Behind the gleaming, angular aluminum façade and below the cantilevered apartment complex will be the familiar adventurous array of high-quality performing arts, film, and music. “I don’t want to lose our community spirit of the last 24 years, which is a real danger to arts organizations that achieve their real estate dreams,” Sheffer said.

Ticket prices will remain affordable. About half of all events are produced by local groups like the World Music Institute that rent the space for rates “as low as we can make them,” said Sheffer.

It should come as no surprise that an Upper West Side arts venue lead by a former child actor in the Yiddish theater would possess a social conscience while offering a broad spectrum of Jewish culture.

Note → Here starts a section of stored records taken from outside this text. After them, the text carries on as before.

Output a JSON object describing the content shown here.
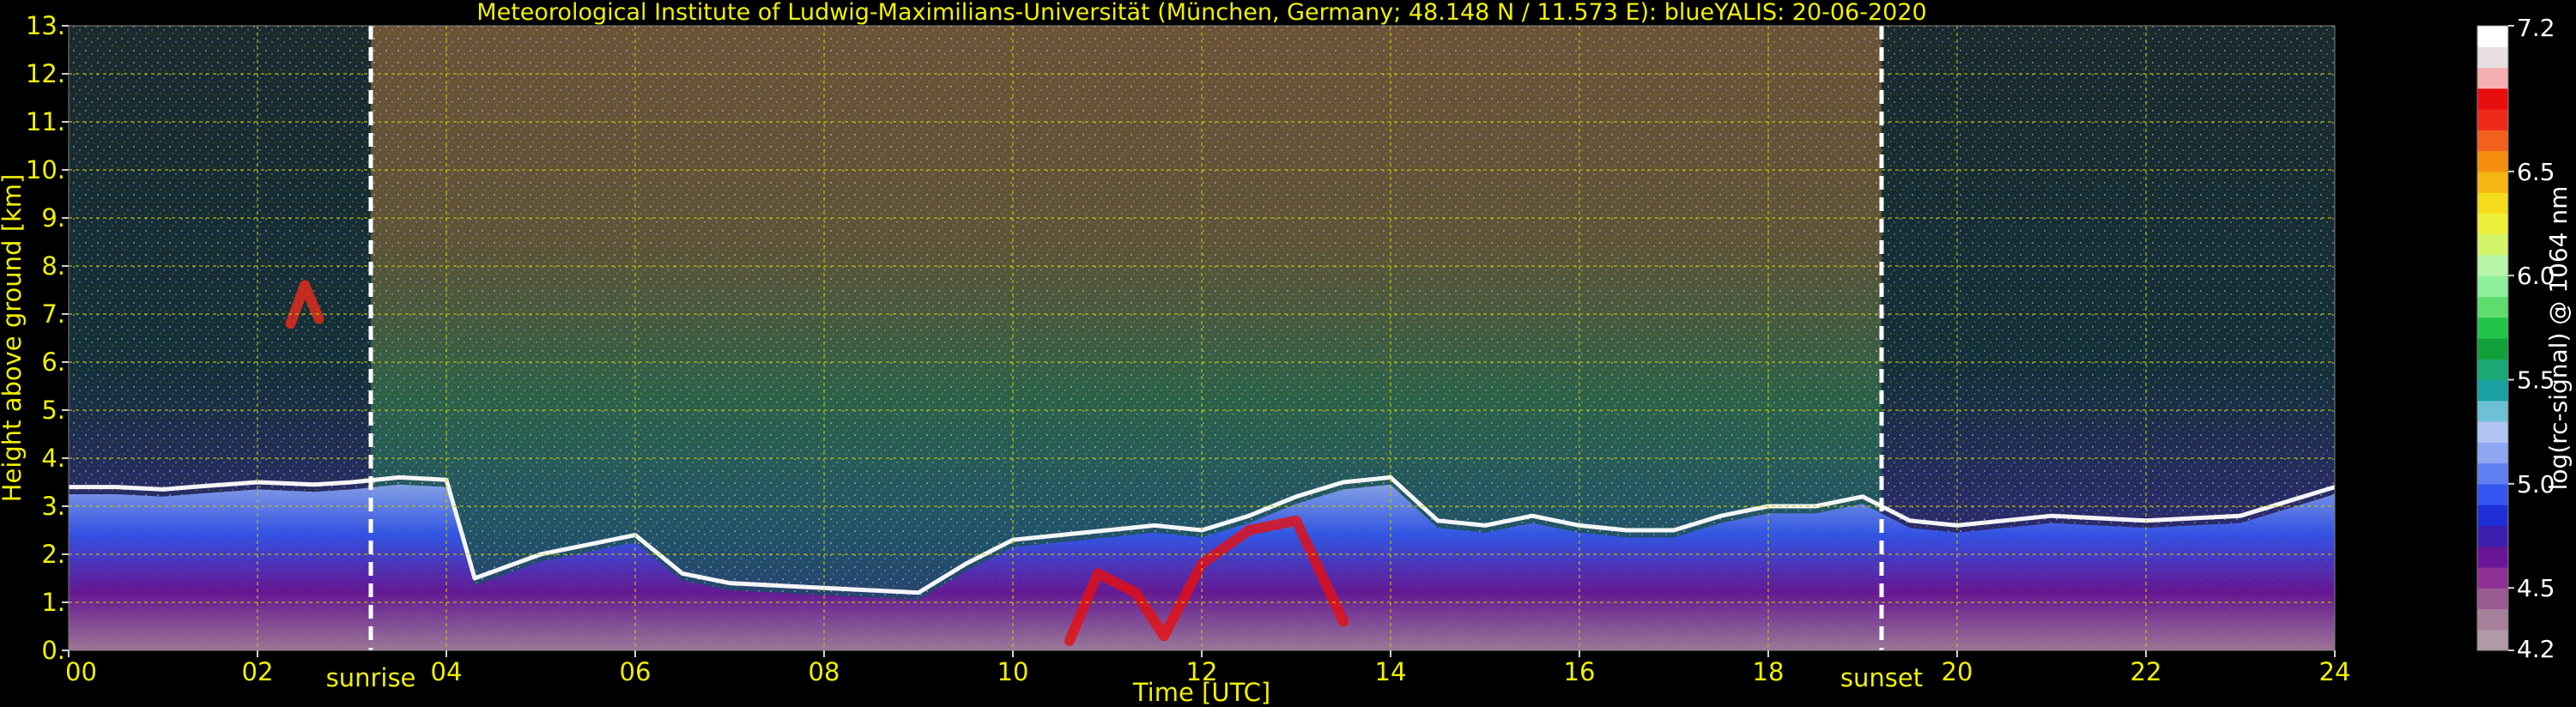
{
  "chart_data": {
    "type": "heatmap",
    "title": "Meteorological Institute of Ludwig-Maximilians-Universität (München, Germany; 48.148 N / 11.573 E):    blueYALIS: 20-06-2020",
    "xlabel": "Time [UTC]",
    "ylabel": "Height above ground [km]",
    "xlim": [
      0,
      24
    ],
    "ylim": [
      0,
      13
    ],
    "x_ticks": [
      {
        "value": 0,
        "label": "00"
      },
      {
        "value": 2,
        "label": "02"
      },
      {
        "value": 4,
        "label": "04"
      },
      {
        "value": 6,
        "label": "06"
      },
      {
        "value": 8,
        "label": "08"
      },
      {
        "value": 10,
        "label": "10"
      },
      {
        "value": 12,
        "label": "12"
      },
      {
        "value": 14,
        "label": "14"
      },
      {
        "value": 16,
        "label": "16"
      },
      {
        "value": 18,
        "label": "18"
      },
      {
        "value": 20,
        "label": "20"
      },
      {
        "value": 22,
        "label": "22"
      },
      {
        "value": 24,
        "label": "24"
      }
    ],
    "y_ticks": [
      {
        "value": 0,
        "label": "0."
      },
      {
        "value": 1,
        "label": "1."
      },
      {
        "value": 2,
        "label": "2."
      },
      {
        "value": 3,
        "label": "3."
      },
      {
        "value": 4,
        "label": "4."
      },
      {
        "value": 5,
        "label": "5."
      },
      {
        "value": 6,
        "label": "6."
      },
      {
        "value": 7,
        "label": "7."
      },
      {
        "value": 8,
        "label": "8."
      },
      {
        "value": 9,
        "label": "9."
      },
      {
        "value": 10,
        "label": "10."
      },
      {
        "value": 11,
        "label": "11."
      },
      {
        "value": 12,
        "label": "12."
      },
      {
        "value": 13,
        "label": "13."
      }
    ],
    "grid": true,
    "annotations": [
      {
        "name": "sunrise",
        "label": "sunrise",
        "x": 3.2
      },
      {
        "name": "sunset",
        "label": "sunset",
        "x": 19.2
      }
    ],
    "colorbar": {
      "label": "log(rc-signal) @ 1064 nm",
      "min": 4.2,
      "max": 7.2,
      "ticks": [
        {
          "value": 4.2,
          "label": "4.2"
        },
        {
          "value": 4.5,
          "label": "4.5"
        },
        {
          "value": 5.0,
          "label": "5.0"
        },
        {
          "value": 5.5,
          "label": "5.5"
        },
        {
          "value": 6.0,
          "label": "6.0"
        },
        {
          "value": 6.5,
          "label": "6.5"
        },
        {
          "value": 7.2,
          "label": "7.2"
        }
      ],
      "colors": [
        "#b09aa8",
        "#a7809c",
        "#9a5a92",
        "#8e2f96",
        "#6a1597",
        "#3b1eae",
        "#1e2fd8",
        "#3356f0",
        "#5f7ff0",
        "#8da6f2",
        "#b3c4f4",
        "#6ec0d6",
        "#19a0a0",
        "#1aa874",
        "#12a03a",
        "#22c44a",
        "#5fdc6e",
        "#8ef09c",
        "#b8f5a8",
        "#d4f46a",
        "#eef03c",
        "#f4dc1c",
        "#f6b614",
        "#f68e10",
        "#f2601c",
        "#ee2a1a",
        "#e80e0e",
        "#f4b0b0",
        "#e8e0e0",
        "#ffffff"
      ]
    },
    "regimes": [
      {
        "name": "night",
        "start": 0,
        "end": 3.2
      },
      {
        "name": "day",
        "start": 3.2,
        "end": 19.2
      },
      {
        "name": "night",
        "start": 19.2,
        "end": 24
      }
    ],
    "layers": [
      {
        "name": "residual-layer-top",
        "type": "line",
        "color": "#ffffff",
        "x": [
          0,
          0.5,
          1,
          1.3,
          2,
          2.6,
          3.0,
          3.5,
          4.0,
          4.3,
          5.0,
          5.5,
          6.0,
          6.5,
          7.0,
          8.0,
          9.0,
          9.5,
          10.0,
          10.5,
          11.0,
          11.5,
          12.0,
          12.5,
          13.0,
          13.5,
          14.0,
          14.5,
          15.0,
          15.5,
          16.0,
          16.5,
          17.0,
          17.5,
          18.0,
          18.5,
          19.0,
          19.5,
          20.0,
          21.0,
          22.0,
          23.0,
          24.0
        ],
        "y": [
          3.4,
          3.4,
          3.35,
          3.4,
          3.5,
          3.45,
          3.5,
          3.6,
          3.55,
          1.5,
          2.0,
          2.2,
          2.4,
          1.6,
          1.4,
          1.3,
          1.2,
          1.8,
          2.3,
          2.4,
          2.5,
          2.6,
          2.5,
          2.8,
          3.2,
          3.5,
          3.6,
          2.7,
          2.6,
          2.8,
          2.6,
          2.5,
          2.5,
          2.8,
          3.0,
          3.0,
          3.2,
          2.7,
          2.6,
          2.8,
          2.7,
          2.8,
          3.4
        ]
      },
      {
        "name": "elevated-aerosol",
        "type": "line",
        "color": "#ee2a1a",
        "x": [
          2.35,
          2.5,
          2.65
        ],
        "y": [
          6.8,
          7.6,
          6.9
        ]
      },
      {
        "name": "strong-signal-boundary-layer",
        "type": "line",
        "color": "#e80e0e",
        "x": [
          10.6,
          10.9,
          11.3,
          11.6,
          12.0,
          12.5,
          13.0,
          13.5
        ],
        "y": [
          0.2,
          1.6,
          1.2,
          0.3,
          1.8,
          2.5,
          2.7,
          0.6
        ]
      }
    ]
  }
}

A quick glace at the March/April program guide reveals upcoming appearances by Michael Chabon, author of “The Amazing Adventures of Kavalier and Clay,” on April 9 and 10, a discussion of New York film with director Sidney Lumet and writer Thane Rosenbaum on April 18, and a concert of Judeo-Andalusian music from Morocco with cantor Emil Zrihan on April 28. And there’s more.

“It just comes along naturally,” said Sheffer. He will co-host a three-part series next season of readings from the National Yiddish Book Center’s list of 100 great Jewish books. The partnership was spawned from the collaboration on the center’s upcoming April 23 reading from the list with Daphne Merkin, Jonathan Rosen and Thane Rosenbaum.

These literary programs will be in the newly revived, but gutted, Thalia theater, renamed the Leonard Nimoy Thalia, which will also have film screenings on weekends.

With all these changes, Sheffer hopes that audiences find the complex to be “the same old place they love.”